Il nous faut immédiatement apporter un correctif à ce que nous venons de dire. Certes, Dieu est absent, et Jésus l’affirme à plusieurs reprises, et cependant – et il l’affirme avec autant de force – il est avec nous. Il est même « Dieu avec nous. » Et avant de quitter ses amis, Jésus leur précise qu’il est avec nous jusqu’à la fin du monde, et que lorsque deux ou trois sont réunis en son nom, il est là, au milieu d’eux. N’est-ce pas en contradiction avec ce qu’il affirmait un peu plus tôt ? Dieu absent ? Ou Dieu avec nous ?
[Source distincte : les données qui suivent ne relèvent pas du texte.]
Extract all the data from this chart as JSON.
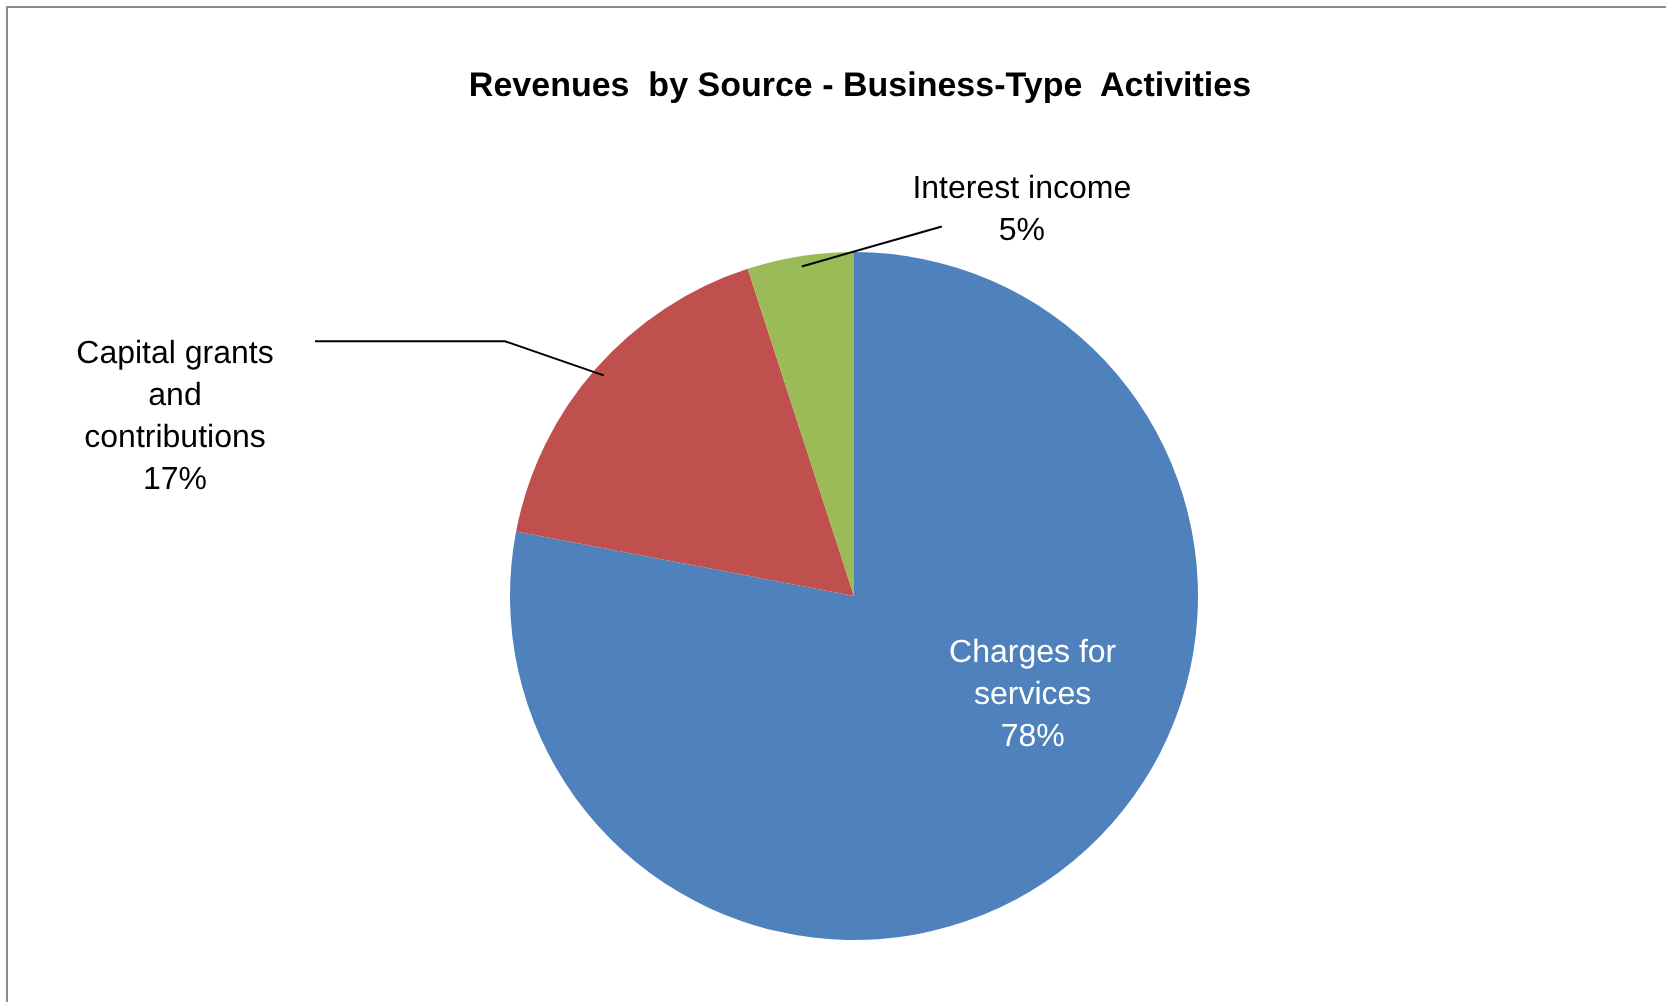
{
  "chart_data": {
    "type": "pie",
    "title": "Revenues  by Source - Business-Type  Activities",
    "categories": [
      "Charges for services",
      "Capital grants and contributions",
      "Interest income"
    ],
    "values": [
      78,
      17,
      5
    ],
    "colors": [
      "#4f81bd",
      "#c0504d",
      "#9bbb59"
    ],
    "value_labels": [
      "78%",
      "17%",
      "5%"
    ]
  }
}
Je crois qu’il n’y a pas contradiction entre les deux affirmations. Dieu est absent, en ce sens qu’il n’est pas la cause de tout ce qui arrive, qu’il ne tire pas les ficelles ; mais il est cependant présent en toutes nos décisions personnelles, en toutes nos actions. Il est actif à travers nous, grâce à l’énergie et l’intelligence qui sont nôtres, à condition, bien sûr, que nous nous en servions pour faire fructifier les talents, c‘est à dire pour mettre en valeur les richesses de notre monde. D’un certain point de vue, Dieu ne s’est pas absenté. Cette création qui est son œuvre, elle est toujours l’objet de ses soins attentifs, mais tout simplement il a fait de nous ses gérants, et de ce point de vue, nous avons à lui rendre des comptes. Il est avec nous, et ce n’est pas lui qui nous laisse tomber. Par contre, nous pouvons le laisser tomber, nous détacher de lui, nous couper de lui. Jésus emploie une autre image pour nous expliquer cela. Il parle de la vigne et des sarments, qui portent du fruit, et qu’on coupe s’ils ne donnent pas de raisin. Donc, comprenons que tout ce que nous faisons de bon est œuvre d’Alliance, de mariage entre la liberté de l’homme et la liberté de Dieu. Notre parabole met l’accent sur la liberté de l’homme, sur sa responsabilité, mais c’est tout de même le Maître qui nous confie ce monde, en attendant le retour du Christ. D’ici là, nous ne faisons qu’un avec lui.
Danger de moralisme
Je voudrais enfin signaler un danger qui nous guette à la lecture un peu superficielle de cette parabole : le danger de moralisme. Nous risquons de moraliser et donc de nous culpabiliser, en nous demandant si nous portons vraiment du fruit, si nous sommes de bons gérants, si nous sommes suffisamment actifs, si nous n’avons pas enfoui nos talents. S’il en était ainsi, nous manquerions l’essentiel. Quand je relis la parabole, je suis frappé de constater que le motif qui a paralysé le troisième serviteur, c’est premièrement la peur. Il y a un deuxième motif : « il sait ». Il sait que son maître est un homme dur, qui moissonne où il n’a pas semé. Il sait que son maître est mauvais, et c’est pour cela qu’il a peur. Cet homme, il me fait penser à l’Adam de la Genèse qui, déjà, lui aussi, disait à Dieu qui le cherchait : « J’ai eu peur. » C’est que le serpent avait introduit en son esprit une image totalement faussée de Dieu.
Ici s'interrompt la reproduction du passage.